Optimal Brain Damage¶

Optimal Brain Damage is an approach to identify and remove unimportant weights from a neural network. The procedure involves training the network, computing the second derivatives for each parameter, computing the saliencies, sorting the parameters by saliency, and deleting some low-saliency parameters.

The saliency of a parameter is defined as the change in the objective function caused by deleting that parameter. Using the second derivative of the objective function with respect to the parameters avoids the prohibitive labor of directly evaluating the saliency by temporarily deleting each parameter and reevaluating the objective function. They approximate the objective function $E$ by a Taylor series where a perturbation $δ U$ of the parameter vector will change the objective function by

$\begin{matrix} δ E = \sum_{i} g_{i} δ u_{i} + \frac{1}{2} \sum_{i} h_{i i} δ u_{i}^{2} + \frac{1}{2} \sum_{i \neq j} h_{i j} δ u_{i} δ u_{j} + O (| | δ U | |^{3}) \\ h_{i j} = \frac{\partial^{2} E}{\partial u_{i} \partial u_{j}} \\ g_{i} = \frac{\partial E}{\partial u_{i}} \end{matrix}$

where $δ u_{i}$ is a component of the perturbed parameters $δ U$ , $g_{i}$ is the component of the gradient $G$ of $E$ with respect to $U$ , and $h_{i j}$ are elements of the Hessian matrix $H$ of $E$ with respect to $U$ . Second order methods are typically difficult with neural networks due to the enormity of the Hessian matrix. Optimal Brain Damage introduces a simple diagonal approximation where the change in the objective function $E$ caused by deleting several parameters is the sum of the changes caused by deleting each parameter individually. Cross terms of the Hessian are neglected so the third term in $δ E$ can be discarded. An extremal approacimation assumes that parameter deletion will be performed after training has converged. The parameter vector is then at a local minimum of $E$ such that the first term of $δ E$ can be neglected. These simplifications reduce $δ E$ to:

$δ E = \frac{1}{2} \sum_{i} h_{i i} δ u_{i}^{2}$

where the diagonal terms of the second derivatives are given by:

$h_{k k} = \sum_{(i, j) \in V_{k}} \frac{\partial^{2} E}{\partial w_{i j}^{2}}$

Given a standard formula for computing network state, $x_{i} = f (a_{i})$ and $a_{i} = \sum_{j} w_{i j} x_{j}$ , where $x_{i}$ is the state of unit $i$ , $a_{i}$ is the weighted sum of the input, $w_{i j}$ is the connection from unit $j$ to $i$ , and $f$ is the activation function, the summand can be expanded to

$\frac{\partial^{2} E}{\partial w_{i j}^{2}} = \frac{\partial^{2} E}{\partial a_{i}^{2}} x_{j}^{2}$

And back propagated from layer to layer with a boundary condition at the output layer.
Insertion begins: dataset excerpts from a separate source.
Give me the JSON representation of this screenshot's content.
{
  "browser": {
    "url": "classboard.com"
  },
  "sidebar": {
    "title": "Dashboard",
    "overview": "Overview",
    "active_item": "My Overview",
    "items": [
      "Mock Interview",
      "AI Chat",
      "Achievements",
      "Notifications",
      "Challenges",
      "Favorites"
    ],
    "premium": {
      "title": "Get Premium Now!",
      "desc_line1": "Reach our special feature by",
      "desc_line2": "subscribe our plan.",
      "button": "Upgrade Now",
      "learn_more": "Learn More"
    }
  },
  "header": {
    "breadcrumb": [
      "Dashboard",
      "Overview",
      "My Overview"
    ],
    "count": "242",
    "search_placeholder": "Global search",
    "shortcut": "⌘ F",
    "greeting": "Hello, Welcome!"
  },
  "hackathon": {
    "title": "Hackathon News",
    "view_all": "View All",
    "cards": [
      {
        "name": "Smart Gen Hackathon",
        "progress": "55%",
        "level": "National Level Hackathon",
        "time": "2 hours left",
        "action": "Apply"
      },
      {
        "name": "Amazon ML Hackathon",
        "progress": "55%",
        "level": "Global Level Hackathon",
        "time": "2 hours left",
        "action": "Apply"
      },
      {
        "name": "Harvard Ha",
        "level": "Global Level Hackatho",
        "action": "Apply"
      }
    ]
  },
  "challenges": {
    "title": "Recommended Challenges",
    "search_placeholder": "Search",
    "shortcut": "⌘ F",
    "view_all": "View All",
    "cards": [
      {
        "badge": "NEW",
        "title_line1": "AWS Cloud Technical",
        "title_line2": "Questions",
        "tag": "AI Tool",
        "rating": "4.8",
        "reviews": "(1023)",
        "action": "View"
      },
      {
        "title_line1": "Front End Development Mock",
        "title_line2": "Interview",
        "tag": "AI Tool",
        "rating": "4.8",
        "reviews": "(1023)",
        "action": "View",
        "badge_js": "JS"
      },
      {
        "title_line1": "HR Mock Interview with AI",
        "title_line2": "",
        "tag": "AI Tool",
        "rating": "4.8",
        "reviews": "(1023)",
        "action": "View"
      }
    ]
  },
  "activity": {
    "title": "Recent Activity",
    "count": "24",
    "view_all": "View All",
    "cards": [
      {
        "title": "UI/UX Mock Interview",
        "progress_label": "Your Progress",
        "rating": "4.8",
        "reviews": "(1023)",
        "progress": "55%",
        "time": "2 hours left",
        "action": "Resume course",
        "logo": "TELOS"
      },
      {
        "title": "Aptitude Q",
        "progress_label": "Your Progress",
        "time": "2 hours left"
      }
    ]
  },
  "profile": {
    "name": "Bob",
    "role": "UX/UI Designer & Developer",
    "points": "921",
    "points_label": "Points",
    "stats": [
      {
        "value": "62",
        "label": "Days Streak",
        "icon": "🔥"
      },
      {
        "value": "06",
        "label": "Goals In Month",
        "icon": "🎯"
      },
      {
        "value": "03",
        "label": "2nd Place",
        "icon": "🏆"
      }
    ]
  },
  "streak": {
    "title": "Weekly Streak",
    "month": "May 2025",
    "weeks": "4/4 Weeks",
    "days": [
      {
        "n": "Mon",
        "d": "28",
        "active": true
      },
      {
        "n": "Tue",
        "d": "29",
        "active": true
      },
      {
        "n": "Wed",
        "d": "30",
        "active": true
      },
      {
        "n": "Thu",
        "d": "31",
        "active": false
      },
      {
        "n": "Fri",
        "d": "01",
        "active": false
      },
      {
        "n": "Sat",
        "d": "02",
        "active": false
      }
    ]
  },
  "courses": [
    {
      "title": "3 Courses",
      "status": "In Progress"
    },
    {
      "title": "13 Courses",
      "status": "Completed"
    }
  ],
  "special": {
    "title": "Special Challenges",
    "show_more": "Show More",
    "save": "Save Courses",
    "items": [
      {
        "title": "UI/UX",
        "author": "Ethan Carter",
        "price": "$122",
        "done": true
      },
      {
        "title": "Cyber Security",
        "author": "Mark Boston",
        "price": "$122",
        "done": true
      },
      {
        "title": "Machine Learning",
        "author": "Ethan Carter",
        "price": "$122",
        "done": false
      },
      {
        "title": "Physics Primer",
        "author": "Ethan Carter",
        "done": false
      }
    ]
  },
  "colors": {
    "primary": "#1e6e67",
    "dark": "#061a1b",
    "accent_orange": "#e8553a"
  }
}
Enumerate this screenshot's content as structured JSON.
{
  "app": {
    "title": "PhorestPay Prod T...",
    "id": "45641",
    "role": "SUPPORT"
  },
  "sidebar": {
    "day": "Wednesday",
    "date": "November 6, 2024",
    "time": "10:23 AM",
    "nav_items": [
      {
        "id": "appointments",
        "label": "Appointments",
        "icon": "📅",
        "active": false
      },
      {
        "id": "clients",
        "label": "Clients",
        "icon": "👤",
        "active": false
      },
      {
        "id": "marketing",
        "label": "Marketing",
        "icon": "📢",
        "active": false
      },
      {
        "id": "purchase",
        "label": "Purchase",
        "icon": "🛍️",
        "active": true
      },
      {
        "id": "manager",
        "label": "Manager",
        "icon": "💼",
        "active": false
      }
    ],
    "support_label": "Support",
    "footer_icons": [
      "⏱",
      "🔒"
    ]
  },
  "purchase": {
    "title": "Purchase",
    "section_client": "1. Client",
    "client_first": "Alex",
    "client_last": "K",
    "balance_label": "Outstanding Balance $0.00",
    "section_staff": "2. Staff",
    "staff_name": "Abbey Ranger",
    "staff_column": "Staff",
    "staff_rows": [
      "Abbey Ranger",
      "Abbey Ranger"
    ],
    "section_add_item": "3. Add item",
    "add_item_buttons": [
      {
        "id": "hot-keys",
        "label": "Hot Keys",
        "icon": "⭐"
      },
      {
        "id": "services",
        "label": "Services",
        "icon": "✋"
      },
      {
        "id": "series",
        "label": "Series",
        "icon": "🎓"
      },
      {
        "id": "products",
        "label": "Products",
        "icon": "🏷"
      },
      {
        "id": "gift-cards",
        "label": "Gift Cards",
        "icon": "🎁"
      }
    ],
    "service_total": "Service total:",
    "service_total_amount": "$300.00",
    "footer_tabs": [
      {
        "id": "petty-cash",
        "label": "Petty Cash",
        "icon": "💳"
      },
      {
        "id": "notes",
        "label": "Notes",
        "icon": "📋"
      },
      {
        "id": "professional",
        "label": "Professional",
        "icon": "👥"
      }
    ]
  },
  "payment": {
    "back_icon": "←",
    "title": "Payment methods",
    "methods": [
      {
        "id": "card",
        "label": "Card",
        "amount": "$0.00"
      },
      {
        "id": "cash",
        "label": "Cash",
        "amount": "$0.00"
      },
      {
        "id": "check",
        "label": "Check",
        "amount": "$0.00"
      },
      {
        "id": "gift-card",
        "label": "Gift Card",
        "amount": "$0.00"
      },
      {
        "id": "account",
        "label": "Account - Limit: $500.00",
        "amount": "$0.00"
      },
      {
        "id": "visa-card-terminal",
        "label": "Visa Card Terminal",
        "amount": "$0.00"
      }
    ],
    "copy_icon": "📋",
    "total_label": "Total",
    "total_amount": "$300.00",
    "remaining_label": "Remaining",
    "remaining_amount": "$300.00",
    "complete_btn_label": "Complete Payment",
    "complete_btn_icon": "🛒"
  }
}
$\begin{aligned} \frac{\partial^{2} E}{\partial a_{i}^{2}} & = f^{'} (a_{i})^{2} \sum_{l} w_{l i}^{2} \frac{\partial^{2} E}{\partial a_{l}^{2}} - f^{″} (a_{i}) \frac{\partial E}{\partial x_{i}} \\ \frac{\partial^{2} E}{\partial a_{i}^{2}} & = 2 f^{'} (a_{i})^{2} - 2 (d_{i} - x_{i}) f^{″} (a_{i}) \end{aligned}$